El tratamiento consiguió transformar un terreno inicialmente inestable en una base suficientemente resistente para ejecutar con seguridad toda la actuación prevista.

Excavación abierta con mayores garantías constructivas

Uno de los beneficios más relevantes de la solución adoptada fue la posibilidad de realizar la excavación prácticamente a cielo abierto.

Al aumentar la resistencia del terreno mediante las inyecciones de microcemento, fue posible evitar la utilización de codales o sistemas de atirantamiento interior que normalmente resultan imprescindibles en excavaciones profundas ejecutadas junto a edificios existentes.

Esta circunstancia simplificó considerablemente los trabajos constructivos, redujo interferencias durante la ejecución y permitió aprovechar al máximo la superficie útil del futuro sótano.

Además, la excavación pudo desarrollarse perpendicularmente a la cimentación original, minimizando los riesgos tanto para la estructura existente como para los operarios que trabajaban en obra.

Impermeabilización y refuerzo de la cimentación

Otro de los objetivos prioritarios consistía en garantizar la máxima impermeabilidad del nuevo sótano.

Al tratarse de un edificio destinado a albergar instalaciones técnicas críticas y depósitos de agua, cualquier filtración futura podía comprometer el funcionamiento del complejo.

Las inyecciones de microcemento desarrolladas por OPG permitieron crear una barrera impermeable de elevada eficacia, reduciendo notablemente la entrada de agua freática durante la excavación y mejorando el comportamiento hidráulico del conjunto.

Paralelamente, el tratamiento reforzó la cimentación existente, incrementando su capacidad para soportar las nuevas cargas derivadas del edificio rehabilitado sin necesidad de intervenciones estructurales mucho más invasivas.

Un caso de éxito reconocido por el sector

La actuación de OPG permitió culminar con éxito un proyecto que anteriormente había encontrado importantes dificultades técnicas.

La solución adoptada no solo hizo posible ejecutar la excavación y conservar el patrimonio arquitectónico existente, sino que proporcionó las condiciones necesarias para desarrollar el resto de la rehabilitación siguiendo criterios de sostenibilidad, eficiencia energética y reutilización de materiales originales.

Como resultado, Ca l’Alier se ha convertido en uno de los ejemplos más representativos de regeneración del patrimonio industrial en Barcelona, integrando arquitectura histórica, innovación tecnológica y construcción sostenible en un mismo edificio.
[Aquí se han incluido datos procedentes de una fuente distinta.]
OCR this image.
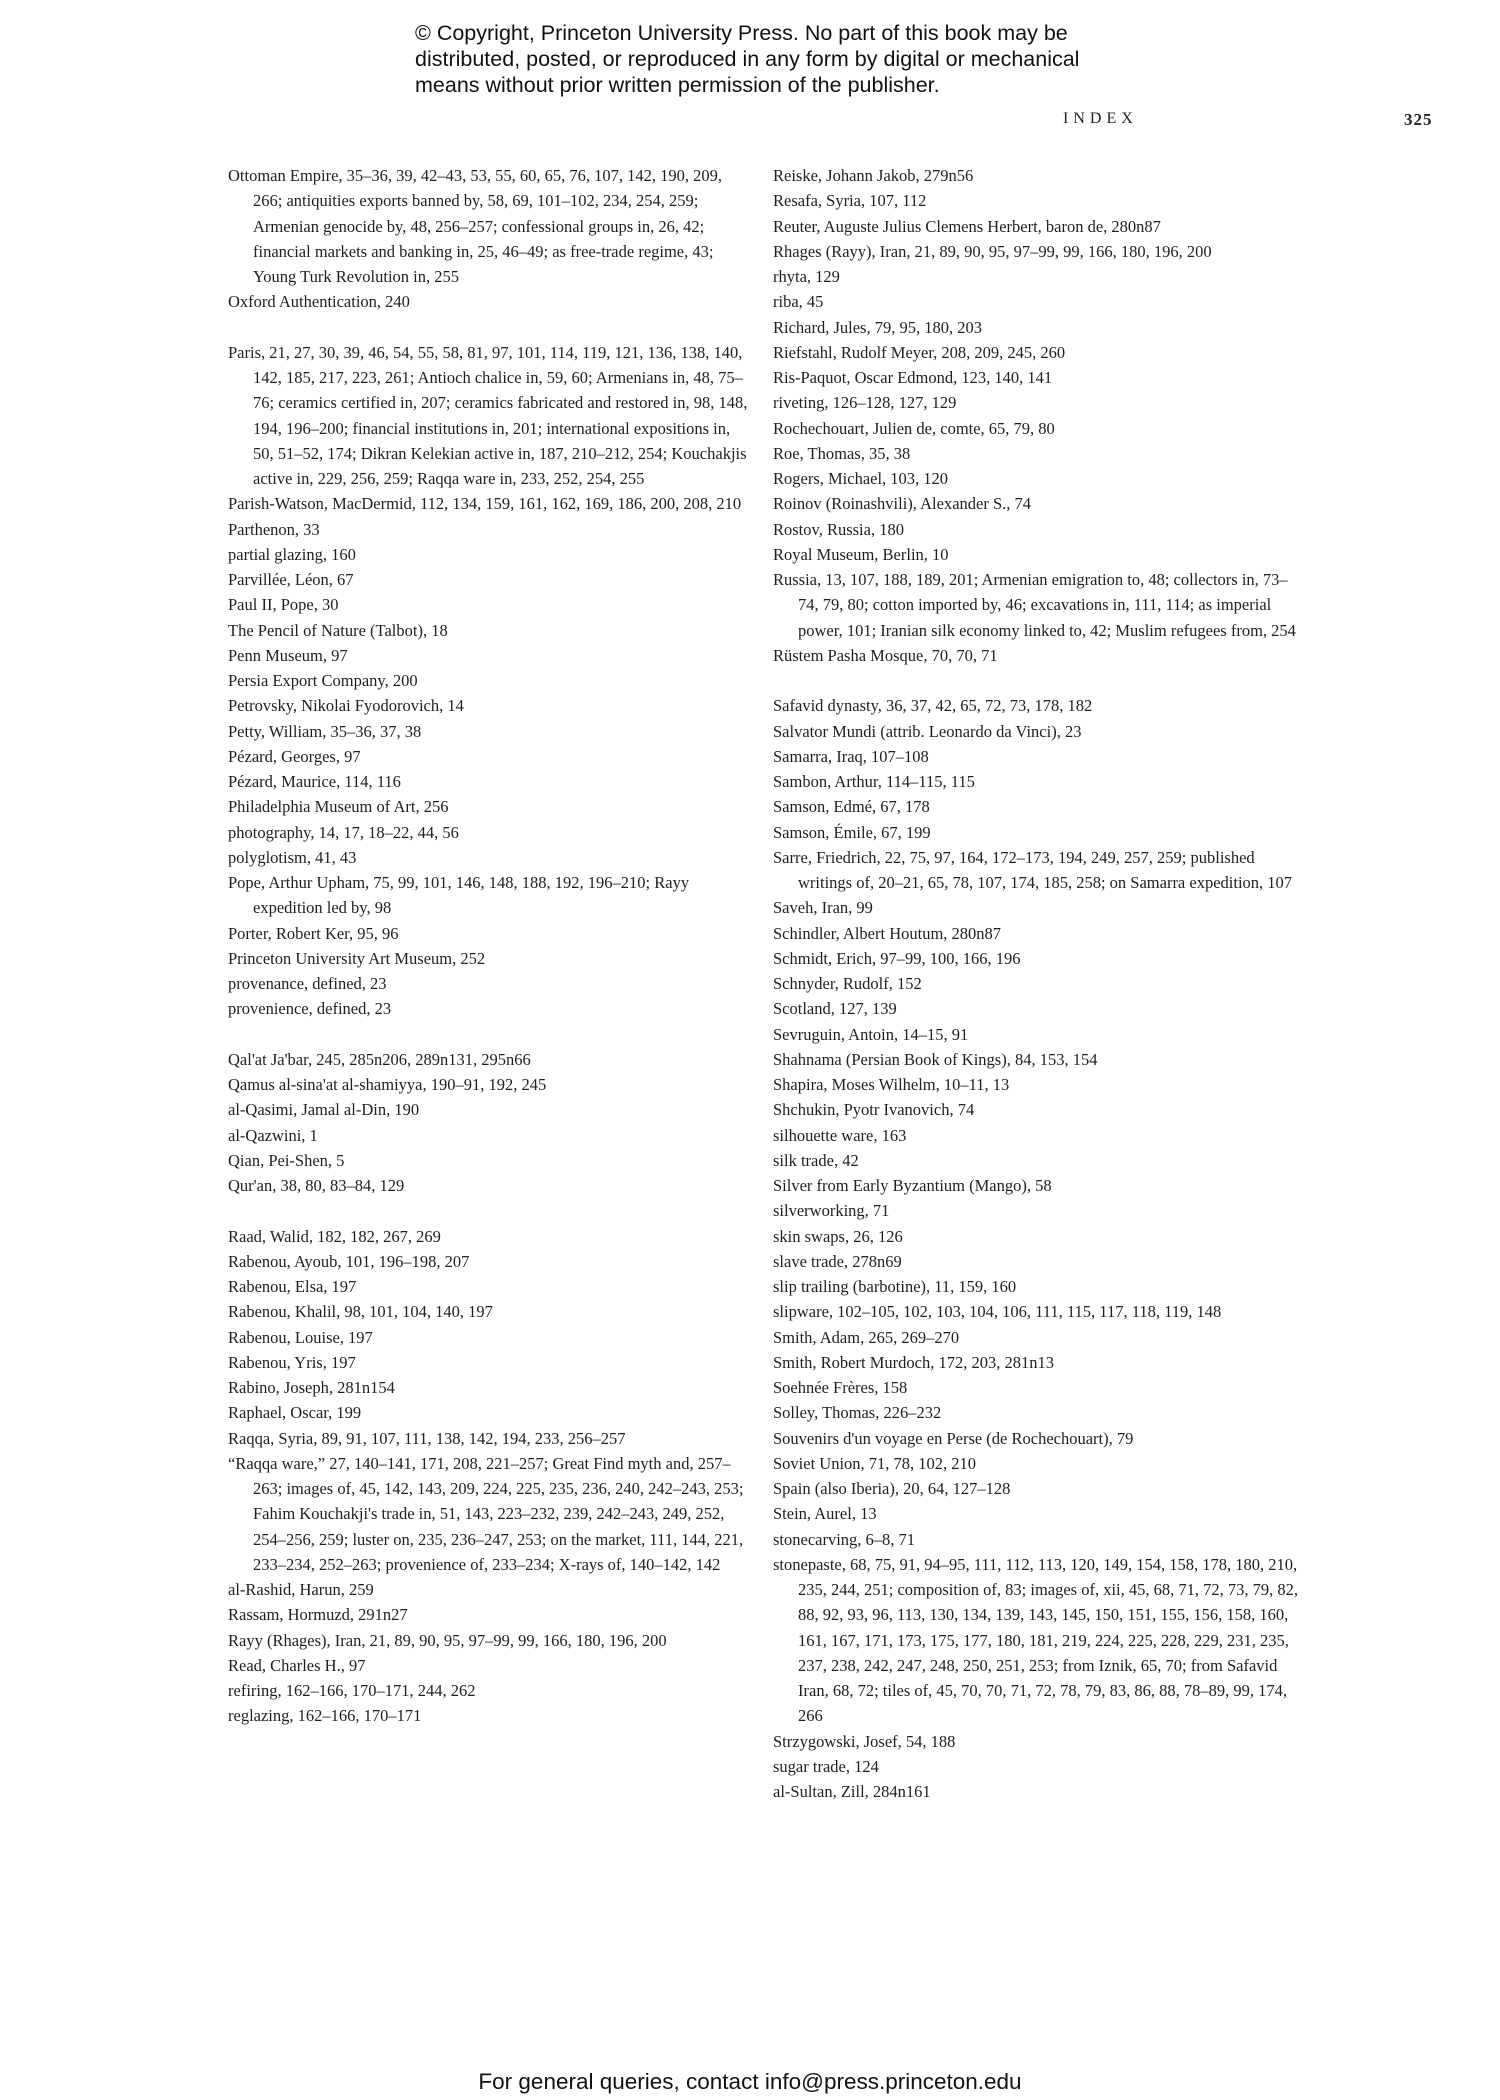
© Copyright, Princeton University Press. No part of this book may be
distributed, posted, or reproduced in any form by digital or mechanical
means without prior written permission of the publisher.
INDEX	325
Ottoman Empire, 35–36, 39, 42–43, 53, 55, 60, 65, 76, 107, 142, 190, 209, 266; antiquities exports banned by, 58, 69, 101–102, 234, 254, 259; Armenian genocide by, 48, 256–257; confessional groups in, 26, 42; financial markets and banking in, 25, 46–49; as free-trade regime, 43; Young Turk Revolution in, 255
Oxford Authentication, 240
Paris, 21, 27, 30, 39, 46, 54, 55, 58, 81, 97, 101, 114, 119, 121, 136, 138, 140, 142, 185, 217, 223, 261; Antioch chalice in, 59, 60; Armenians in, 48, 75–76; ceramics certified in, 207; ceramics fabricated and restored in, 98, 148, 194, 196–200; financial institutions in, 201; international expositions in, 50, 51–52, 174; Dikran Kelekian active in, 187, 210–212, 254; Kouchakjis active in, 229, 256, 259; Raqqa ware in, 233, 252, 254, 255
Parish-Watson, MacDermid, 112, 134, 159, 161, 162, 169, 186, 200, 208, 210
Parthenon, 33
partial glazing, 160
Parvillée, Léon, 67
Paul II, Pope, 30
The Pencil of Nature (Talbot), 18
Penn Museum, 97
Persia Export Company, 200
Petrovsky, Nikolai Fyodorovich, 14
Petty, William, 35–36, 37, 38
Pézard, Georges, 97
Pézard, Maurice, 114, 116
Philadelphia Museum of Art, 256
photography, 14, 17, 18–22, 44, 56
polyglotism, 41, 43
Pope, Arthur Upham, 75, 99, 101, 146, 148, 188, 192, 196–210; Rayy expedition led by, 98
Porter, Robert Ker, 95, 96
Princeton University Art Museum, 252
provenance, defined, 23
provenience, defined, 23
Qal'at Ja'bar, 245, 285n206, 289n131, 295n66
Qamus al-sina'at al-shamiyya, 190–91, 192, 245
al-Qasimi, Jamal al-Din, 190
al-Qazwini, 1
Qian, Pei-Shen, 5
Qur'an, 38, 80, 83–84, 129
Raad, Walid, 182, 182, 267, 269
Rabenou, Ayoub, 101, 196–198, 207
Rabenou, Elsa, 197
Rabenou, Khalil, 98, 101, 104, 140, 197
Rabenou, Louise, 197
Rabenou, Yris, 197
Rabino, Joseph, 281n154
Raphael, Oscar, 199
Raqqa, Syria, 89, 91, 107, 111, 138, 142, 194, 233, 256–257
“Raqqa ware,” 27, 140–141, 171, 208, 221–257; Great Find myth and, 257–263; images of, 45, 142, 143, 209, 224, 225, 235, 236, 240, 242–243, 253; Fahim Kouchakji's trade in, 51, 143, 223–232, 239, 242–243, 249, 252, 254–256, 259; luster on, 235, 236–247, 253; on the market, 111, 144, 221, 233–234, 252–263; provenience of, 233–234; X-rays of, 140–142, 142
al-Rashid, Harun, 259
Rassam, Hormuzd, 291n27
Rayy (Rhages), Iran, 21, 89, 90, 95, 97–99, 99, 166, 180, 196, 200
Read, Charles H., 97
refiring, 162–166, 170–171, 244, 262
reglazing, 162–166, 170–171
Reiske, Johann Jakob, 279n56
Resafa, Syria, 107, 112
Reuter, Auguste Julius Clemens Herbert, baron de, 280n87
Rhages (Rayy), Iran, 21, 89, 90, 95, 97–99, 99, 166, 180, 196, 200
rhyta, 129
riba, 45
Richard, Jules, 79, 95, 180, 203
Riefstahl, Rudolf Meyer, 208, 209, 245, 260
Ris-Paquot, Oscar Edmond, 123, 140, 141
riveting, 126–128, 127, 129
Rochechouart, Julien de, comte, 65, 79, 80
Roe, Thomas, 35, 38
Rogers, Michael, 103, 120
Roinov (Roinashvili), Alexander S., 74
Rostov, Russia, 180
Royal Museum, Berlin, 10
Russia, 13, 107, 188, 189, 201; Armenian emigration to, 48; collectors in, 73–74, 79, 80; cotton imported by, 46; excavations in, 111, 114; as imperial power, 101; Iranian silk economy linked to, 42; Muslim refugees from, 254
Rüstem Pasha Mosque, 70, 70, 71
Safavid dynasty, 36, 37, 42, 65, 72, 73, 178, 182
Salvator Mundi (attrib. Leonardo da Vinci), 23
Samarra, Iraq, 107–108
Sambon, Arthur, 114–115, 115
Samson, Edmé, 67, 178
Samson, Émile, 67, 199
Sarre, Friedrich, 22, 75, 97, 164, 172–173, 194, 249, 257, 259; published writings of, 20–21, 65, 78, 107, 174, 185, 258; on Samarra expedition, 107
Saveh, Iran, 99
Schindler, Albert Houtum, 280n87
Schmidt, Erich, 97–99, 100, 166, 196
Schnyder, Rudolf, 152
Scotland, 127, 139
Sevruguin, Antoin, 14–15, 91
Shahnama (Persian Book of Kings), 84, 153, 154
Shapira, Moses Wilhelm, 10–11, 13
Shchukin, Pyotr Ivanovich, 74
silhouette ware, 163
silk trade, 42
Silver from Early Byzantium (Mango), 58
silverworking, 71
skin swaps, 26, 126
slave trade, 278n69
slip trailing (barbotine), 11, 159, 160
slipware, 102–105, 102, 103, 104, 106, 111, 115, 117, 118, 119, 148
Smith, Adam, 265, 269–270
Smith, Robert Murdoch, 172, 203, 281n13
Soehnée Frères, 158
Solley, Thomas, 226–232
Souvenirs d'un voyage en Perse (de Rochechouart), 79
Soviet Union, 71, 78, 102, 210
Spain (also Iberia), 20, 64, 127–128
Stein, Aurel, 13
stonecarving, 6–8, 71
stonepaste, 68, 75, 91, 94–95, 111, 112, 113, 120, 149, 154, 158, 178, 180, 210, 235, 244, 251; composition of, 83; images of, xii, 45, 68, 71, 72, 73, 79, 82, 88, 92, 93, 96, 113, 130, 134, 139, 143, 145, 150, 151, 155, 156, 158, 160, 161, 167, 171, 173, 175, 177, 180, 181, 219, 224, 225, 228, 229, 231, 235, 237, 238, 242, 247, 248, 250, 251, 253; from Iznik, 65, 70; from Safavid Iran, 68, 72; tiles of, 45, 70, 70, 71, 72, 78, 79, 83, 86, 88, 78–89, 99, 174, 266
Strzygowski, Josef, 54, 188
sugar trade, 124
al-Sultan, Zill, 284n161
For general queries, contact info@press.princeton.edu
El reconocimiento llegó con la concesión del Premi Catalunya Construcció 2019 en la categoría de Rehabilitación Patrimonial, un galardón que pone en valor el trabajo conjunto de todos los agentes implicados y evidencia la importancia que tuvieron las soluciones técnicas desarrolladas durante la fase de consolidación y estabilización.

Más allá del resultado arquitectónico, este proyecto demuestra cómo la ingeniería geotécnica puede convertirse en el elemento decisivo para hacer viable la recuperación de edificios históricos especialmente complejos. En este contexto, la intervención de OPG constituye un ejemplo de cómo el conocimiento especializado, la capacidad para redefinir estrategias y la aplicación de técnicas avanzadas de consolidación del terreno pueden transformar un proyecto con importantes dificultades en un referente internacional de rehabilitación patrimonial.